Итама чуть наклоняется вперёд, вдыхает аромат давно остывшего чая. Кажется — чувствует на языке его вкус, и примятая трава добавляет новые оттенки. В этом есть своя прелесть, как и в неспешных размышлениях, как и вообще в спокойствии. Раньше он был слишком непоседлив и вспыльчив. Теперь всё будто замедлилось, теперь интересно целыми днями пытаться вспомнить о том, чего не было, так и этак складывать обрывки воспоминаний. Вот, к примеру, девчонка с розовыми волосами. Кричит, плачет — а толку? Кто-то черноволосый всё равно от неё уходит, идёт по тёмной улице, не оглядываясь. И сразу — пустоглазый Хьюга с пробитой грудью. Дерево — впору заподозрить, что это брат так постарался, вряд ли кто эту стихию ещё освоит. Кажется, что эти видения как-то связаны, Итама даже хмурится, пытаясь сообразить. Он весь — в мыслях, но эта головоломка не складывается, и смысл её обманчиво близок.

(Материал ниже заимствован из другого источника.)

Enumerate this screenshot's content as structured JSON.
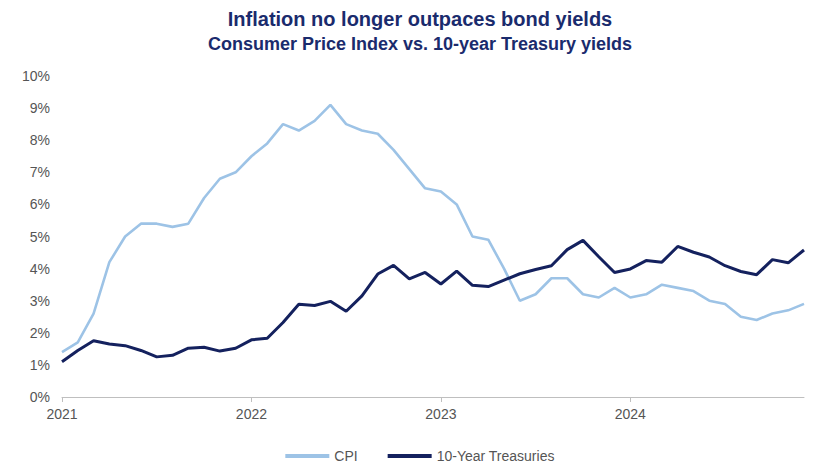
{
  "chart_data": {
    "type": "line",
    "title": "Inflation no longer outpaces bond yields",
    "subtitle": "Consumer Price Index vs. 10-year Treasury yields",
    "categories": [
      "2021",
      null,
      null,
      null,
      null,
      null,
      null,
      null,
      null,
      null,
      null,
      null,
      "2022",
      null,
      null,
      null,
      null,
      null,
      null,
      null,
      null,
      null,
      null,
      null,
      "2023",
      null,
      null,
      null,
      null,
      null,
      null,
      null,
      null,
      null,
      null,
      null,
      "2024",
      null,
      null,
      null,
      null,
      null,
      null,
      null,
      null,
      null,
      null,
      null
    ],
    "series": [
      {
        "name": "CPI",
        "color": "#9dc3e6",
        "line_style": "solid",
        "marker": "none",
        "values": [
          1.4,
          1.7,
          2.6,
          4.2,
          5.0,
          5.4,
          5.4,
          5.3,
          5.4,
          6.2,
          6.8,
          7.0,
          7.5,
          7.9,
          8.5,
          8.3,
          8.6,
          9.1,
          8.5,
          8.3,
          8.2,
          7.7,
          7.1,
          6.5,
          6.4,
          6.0,
          5.0,
          4.9,
          4.0,
          3.0,
          3.2,
          3.7,
          3.7,
          3.2,
          3.1,
          3.4,
          3.1,
          3.2,
          3.5,
          3.4,
          3.3,
          3.0,
          2.9,
          2.5,
          2.4,
          2.6,
          2.7,
          2.9
        ]
      },
      {
        "name": "10-Year Treasuries",
        "color": "#14215e",
        "line_style": "solid",
        "marker": "none",
        "values": [
          1.1,
          1.45,
          1.75,
          1.65,
          1.6,
          1.45,
          1.25,
          1.3,
          1.52,
          1.55,
          1.43,
          1.52,
          1.78,
          1.83,
          2.32,
          2.89,
          2.85,
          2.98,
          2.67,
          3.15,
          3.83,
          4.1,
          3.68,
          3.88,
          3.52,
          3.92,
          3.48,
          3.44,
          3.64,
          3.84,
          3.97,
          4.09,
          4.59,
          4.88,
          4.37,
          3.88,
          3.99,
          4.25,
          4.2,
          4.69,
          4.51,
          4.36,
          4.09,
          3.91,
          3.81,
          4.28,
          4.18,
          4.58
        ]
      }
    ],
    "ylim": [
      0,
      10
    ],
    "yticks": [
      {
        "value": 0,
        "label": "0%"
      },
      {
        "value": 1,
        "label": "1%"
      },
      {
        "value": 2,
        "label": "2%"
      },
      {
        "value": 3,
        "label": "3%"
      },
      {
        "value": 4,
        "label": "4%"
      },
      {
        "value": 5,
        "label": "5%"
      },
      {
        "value": 6,
        "label": "6%"
      },
      {
        "value": 7,
        "label": "7%"
      },
      {
        "value": 8,
        "label": "8%"
      },
      {
        "value": 9,
        "label": "9%"
      },
      {
        "value": 10,
        "label": "10%"
      }
    ],
    "grid": false,
    "legend": "bottom"
  }
}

Резкий пинок в грудь. Чашка выскальзывает из рук, падает, Итама закрывает голову руками, сжимается в комок. Ему вовсе не хочется получить удар по животу. Ущербный дар сенсора — может, если бы он мог заметить их раньше, смог бы уйти от удара или позвать на помощь, или сделать ещё что-то. Сейчас же нельзя даже позволить себе скулить от боли: чем более жалким он кажется, тем вернее его будут пытаться убить.
А бьют — молча. В ударах нет большой силы, наверное, растягивают удовольствие, но и они причиняют боль. Итама старается отключиться от ощущений, думает отстранённо, что потом всё тело будет одним сплошным синяком, если не хуже.
Вспыхивает совсем рядом чужая чакра. Огонь и гниль. Карасу. Итама вжимается в траву, корчится, боясь попасть под ноги, и вслушивается, не дыша, в металлический звон, в чужие хриплые выдохи. Они сражаются молча — и побеждённые столь же молча уходят, уползают, разбегаются. Крысы. Итама вслушивается, напрягает своё чутьё, пытается уловить ощущение чужой чакры. Слишком далеко, чтобы понять, кто остался, слишком сильно пахнет кровью, слишком пугает тишина.
Шорох травы — Учиха рядом. От привкуса его чакры мутит, прикосновения болезненны.
— Я уронил чашку, — докладывает Итама. Почему-то именно это кажется ему сейчас самым важным. Он же ведь слышал, как она расплескалась осколками, встретив камень.
Карасу странно долго молчит.
— Потом подберу, — говорит он, подхватывает на руки, вздрагивает от тихого шипения и несёт в дом. Его мечи упираются в бок, задевая ушиб, Сенджу прикусывает губу, пытаясь терпеть, и всё равно охает, когда Учиха опускает его на постель — и отходит. Возится недолго, гремит чем-то — и небрежно роняет что-то рядом. Итама торопится ощупать эту вещь. Гладкая, с округлыми прохладными боками, и закрыта притёртой пробкой.
— От ушибов. Испачкаешь постель — убью.
Итама слушает — не слова, не интонацию — шорохи. Догадывается: бинт, и ёжится — из-за него рана. Пробка наконец поддаётся непослушным пальцам. Мазь холодит кожу, приглушая боль, пахнет свежо и остро. От неё и рукам легче, и от этого становится тепло. Что бы ни говорил Карасу о своей ненависти, как бы ни колол фразами — он заботится.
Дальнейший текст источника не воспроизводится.